BeritaNasional.com - Jelang kunjungan Presiden Tiongkok Xi Jinping, Pemimpin Tertinggi Korea Utara (Korut), Kim Jong un mengunjungi kapal perusak angkatan laut Kang Kon untuk mengawasi uji navigasi, seraya menegaskan visinya untuk memperkuat kemampuan angkatan laut negara dan perluasan perannya dalam pencegahan nuklir.

Berdasarkan video yang dilansir dari Viory pada Sabtu (6/6/2026), terlihat Kim Jong un didampingi putrinya Kim Ju ae, memeriksa sistem angkatan laut dan mengamati operasi di atas kapal saat berlayar di lokasi yang dirahasiakan pada Kamis (4/6/2026).

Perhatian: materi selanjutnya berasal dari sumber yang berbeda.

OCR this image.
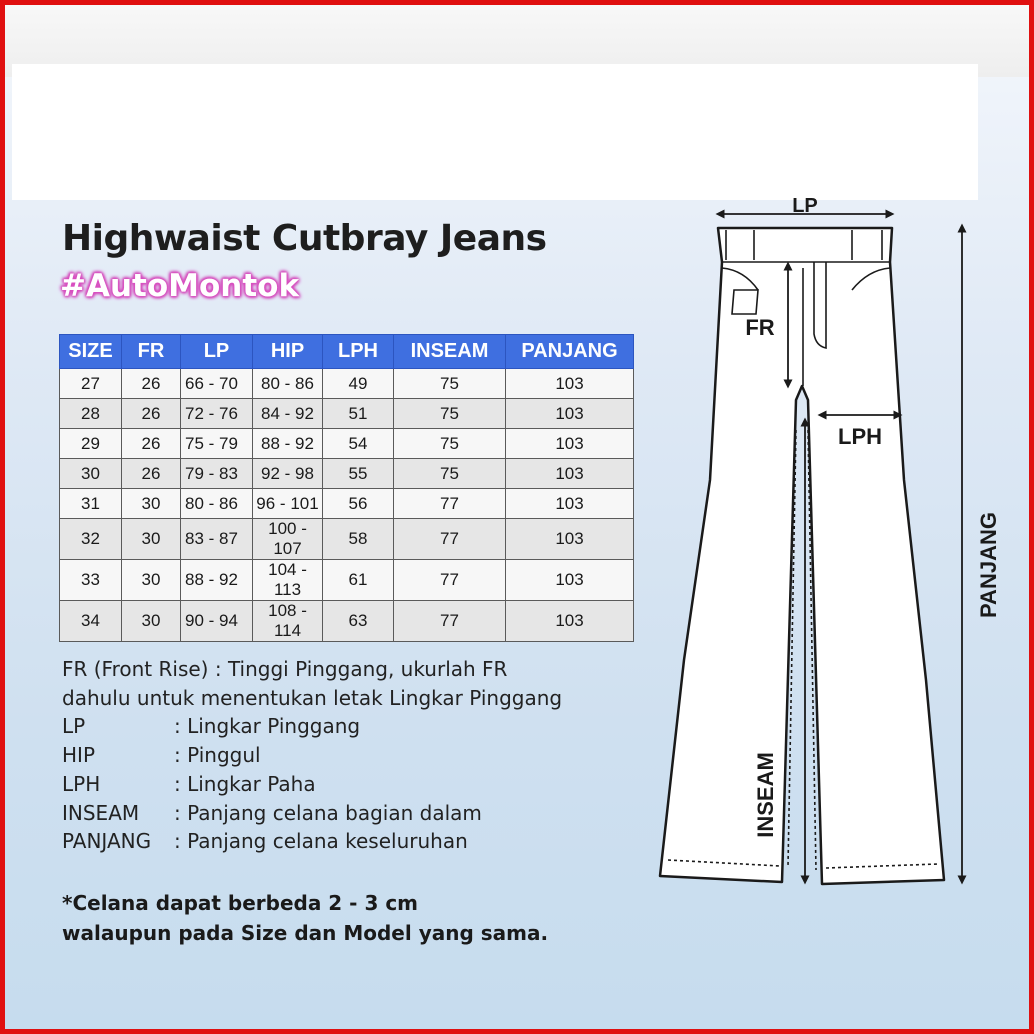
Highwaist Cutbray Jeans
#AutoMontok
SIZE	FR	LP	HIP	LPH	INSEAM	PANJANG
27	26	66 - 70	80 - 86	49	75	103
28	26	72 - 76	84 - 92	51	75	103
29	26	75 - 79	88 - 92	54	75	103
30	26	79 - 83	92 - 98	55	75	103
31	30	80 - 86	96 - 101	56	77	103
32	30	83 - 87	100 - 107	58	77	103
33	30	88 - 92	104 - 113	61	77	103
34	30	90 - 94	108 - 114	63	77	103
FR (Front Rise) : Tinggi Pinggang, ukurlah FR
dahulu untuk menentukan letak Lingkar Pinggang
LP	: Lingkar Pinggang
HIP	: Pinggul
LPH	: Lingkar Paha
INSEAM : Panjang celana bagian dalam
PANJANG : Panjang celana keseluruhan
*Celana dapat berbeda 2 - 3 cm
walaupun pada Size dan Model yang sama.
LP
FR
LPH
PANJANG
INSEAM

Kantor Berita Pusat Korea (KCNA) melaporkan, Kim juga menekankan perlunya pengembangan angkatan laut secara cepat agar menjadi kekuatan yang "mampu secara andal mengambil alih sebagian dari pencegahan perang nuklir", serta menggambarkan modernisasi angkatan laut sebagai komponen kunci dari strategi pertahanan negara.

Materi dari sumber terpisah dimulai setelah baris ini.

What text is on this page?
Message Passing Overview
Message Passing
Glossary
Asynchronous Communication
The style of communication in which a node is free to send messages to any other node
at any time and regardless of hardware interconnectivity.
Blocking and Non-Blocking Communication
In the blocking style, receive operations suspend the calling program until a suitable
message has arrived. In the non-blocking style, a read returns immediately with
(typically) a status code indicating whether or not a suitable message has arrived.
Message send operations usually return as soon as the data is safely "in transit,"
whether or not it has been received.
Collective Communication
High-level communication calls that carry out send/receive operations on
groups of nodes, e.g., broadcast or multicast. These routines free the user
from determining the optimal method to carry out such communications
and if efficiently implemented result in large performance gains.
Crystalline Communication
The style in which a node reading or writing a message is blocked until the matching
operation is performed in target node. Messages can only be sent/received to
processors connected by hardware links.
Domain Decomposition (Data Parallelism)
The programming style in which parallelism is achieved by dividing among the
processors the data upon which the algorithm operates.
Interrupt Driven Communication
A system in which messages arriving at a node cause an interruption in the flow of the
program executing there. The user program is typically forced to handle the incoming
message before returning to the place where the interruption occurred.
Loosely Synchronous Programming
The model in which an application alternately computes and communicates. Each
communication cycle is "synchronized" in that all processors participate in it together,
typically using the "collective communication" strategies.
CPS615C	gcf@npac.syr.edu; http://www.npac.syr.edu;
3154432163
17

Kim juga mengatakan, membangun angkatan laut yang kuat, mampu melakukan operasi baik di atas maupun di bawah air dan berkontribusi pada pencegahan nuklir adalah 'tugas inti terpenting' dari rencana pembangunan pertahanan nasional lima tahun Partai Buruh Korea yang berkuasa.

Kim yakin bahwa proyek-proyek angkatan laut utama, termasuk pengembangan 'senjata rahasia bawah air' dan pembangunan kapal perusak berbobot 10.000 ton, akan diselesaikan oleh industri pertahanan dan sektor ilmiah negara itu, dan memerintahkan pengoperasian kapal perusak Choe Hyon dan Kang Kon 'sesegera mungkin'.

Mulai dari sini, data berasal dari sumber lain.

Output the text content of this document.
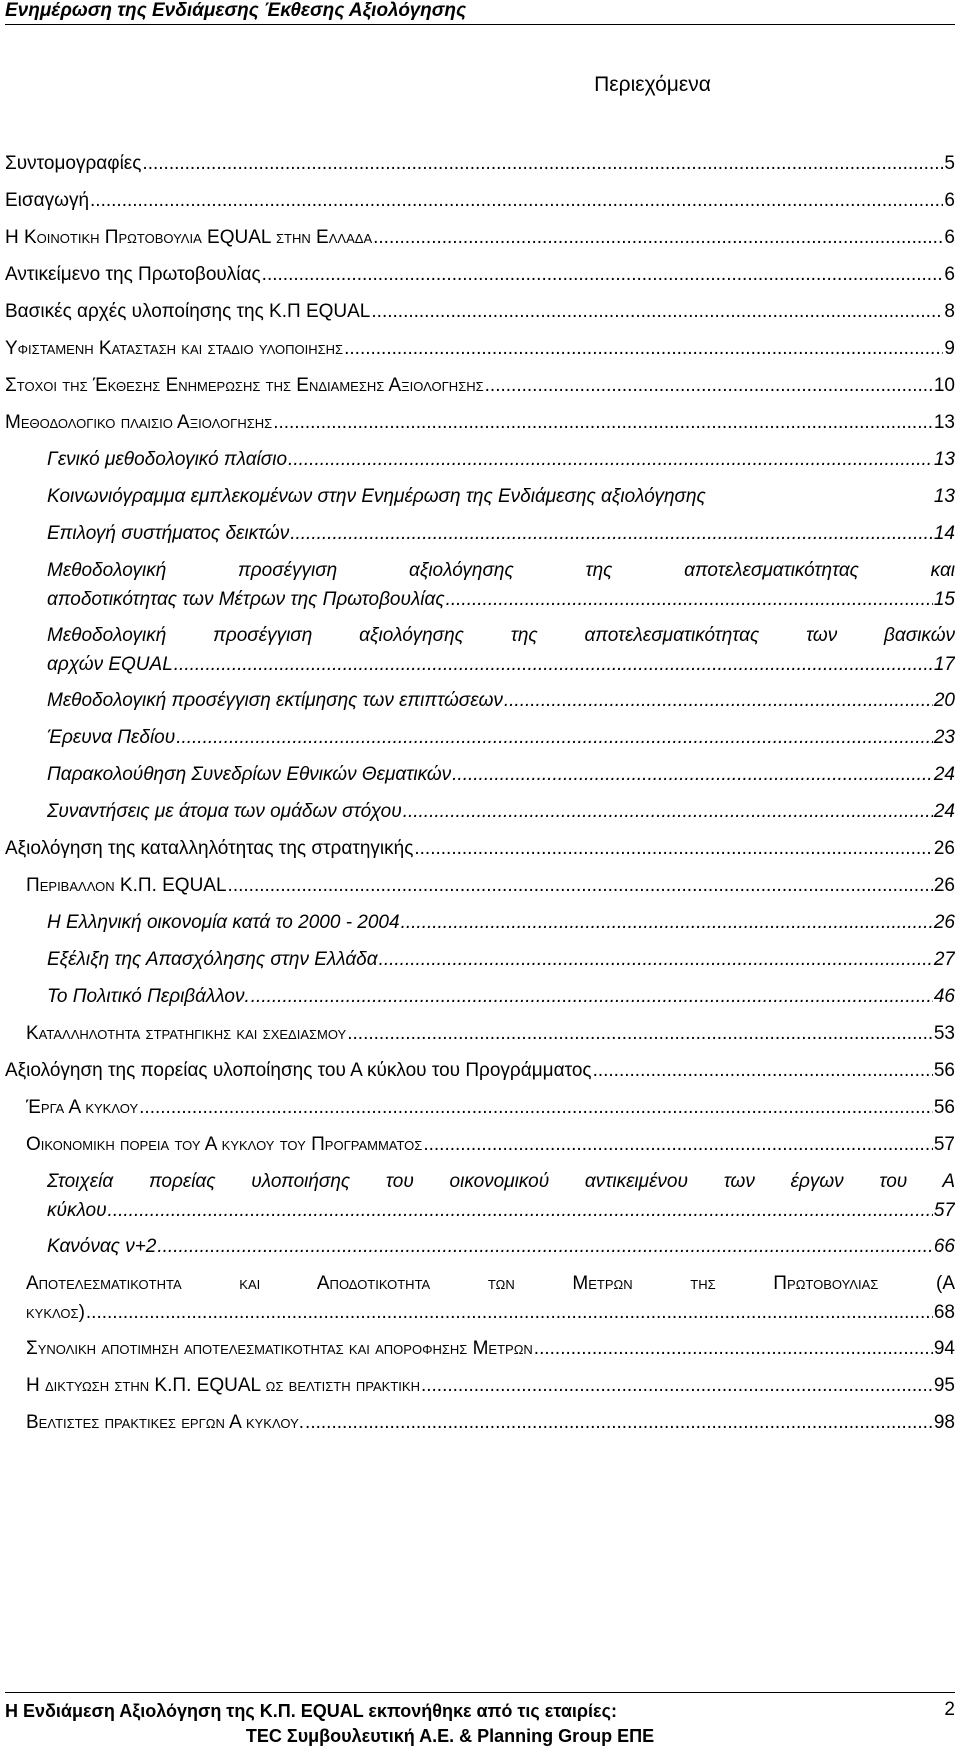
Ενημέρωση της Ενδιάμεσης Έκθεσης Αξιολόγησης
Περιεχόμενα
Συντομογραφίες .....	5
Εισαγωγή .....	6
Η Κοινοτικη Πρωτοβουλια EQUAL στην Ελλαδα .....	6
Αντικείμενο της Πρωτοβουλίας .....	6
Βασικές αρχές υλοποίησης της Κ.Π EQUAL .....	8
Υφισταμενη Κατασταση και σταδιο υλοποιησης .....	9
Στοχοι της Έκθεσης Ενημερωσης της Ενδιαμεσης Αξιολογησης .....	10
Μεθοδολογικο πλαισιο Αξιολογησης .....	13
Γενικό μεθοδολογικό πλαίσιο .....	13
Κοινωνιόγραμμα εμπλεκομένων στην Ενημέρωση της Ενδιάμεσης αξιολόγησης	13
Επιλογή συστήματος δεικτών .....	14
Μεθοδολογική προσέγγιση αξιολόγησης της αποτελεσματικότητας και
αποδοτικότητας των Μέτρων της Πρωτοβουλίας .....	15
Μεθοδολογική προσέγγιση αξιολόγησης της αποτελεσματικότητας των βασικών
αρχών EQUAL .....	17
Μεθοδολογική προσέγγιση εκτίμησης των επιπτώσεων .....	20
Έρευνα Πεδίου .....	23
Παρακολούθηση Συνεδρίων Εθνικών Θεματικών .....	24
Συναντήσεις με άτομα των ομάδων στόχου .....	24
Αξιολόγηση της καταλληλότητας της στρατηγικής .....	26
Περιβαλλον Κ.Π. EQUAL .....	26
Η Ελληνική οικονομία κατά το 2000 - 2004 .....	26
Εξέλιξη της Απασχόλησης στην Ελλάδα .....	27
Το Πολιτικό Περιβάλλον. .....	46
Καταλληλοτητα στρατηγικης και σχεδιασμου .....	53
Αξιολόγηση της πορείας υλοποίησης του Α κύκλου του Προγράμματος .....	56
Έργα Α κυκλου .....	56
Οικονομικη πορεια του Α κυκλου του Προγραμματος .....	57
Στοιχεία πορείας υλοποιήσης του οικονομικού αντικειμένου των έργων του Α
κύκλου .....	57
Κανόνας ν+2 .....	66
Αποτελεσματικοτητα και Αποδοτικοτητα των Μετρων της Πρωτοβουλιας (Α
κυκλος) .....	68
Συνολικη αποτιμηση αποτελεσματικοτητας και αποροφησης Μετρων .....	94
Η δικτυωση στην Κ.Π. EQUAL ως βελτιστη πρακτικη .....	95
Βελτιστες πρακτικες εργων Α κυκλου. .....	98
Η Ενδιάμεση Αξιολόγηση της Κ.Π. EQUAL εκπονήθηκε από τις εταιρίες:
TEC Συμβουλευτική Α.Ε. & Planning Group ΕΠΕ
2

Kabar ini disampaikan menjelang kunjungan Presiden Tiongkok Xi Jinping ke Korea Utara pada tanggal 8-9 Juni, setelah serangkaian pertemuan tingkat tinggi dengan Donald Trump dan Vladimir Putin bulan lalu.

Sebagai informasi, kapal perusak Kang Kon berbobot 5.000 ton telah menghadapi beberapa kendala selama pengembangannya. Kapal perusak tersebut terbalik dan mengalami kerusakan selama upaya peluncuran awalnya pada Mei 2025, yang mendorong Kim untuk mengutuk insiden tersebut sebagai tindakan 'kelalaian mutlak' dan 'ketidakbertanggungjawaban'. Kim kemudian memerintahkan perbaikan kapal tersebut sebelum pertemuan penting partai pada akhir tahun itu.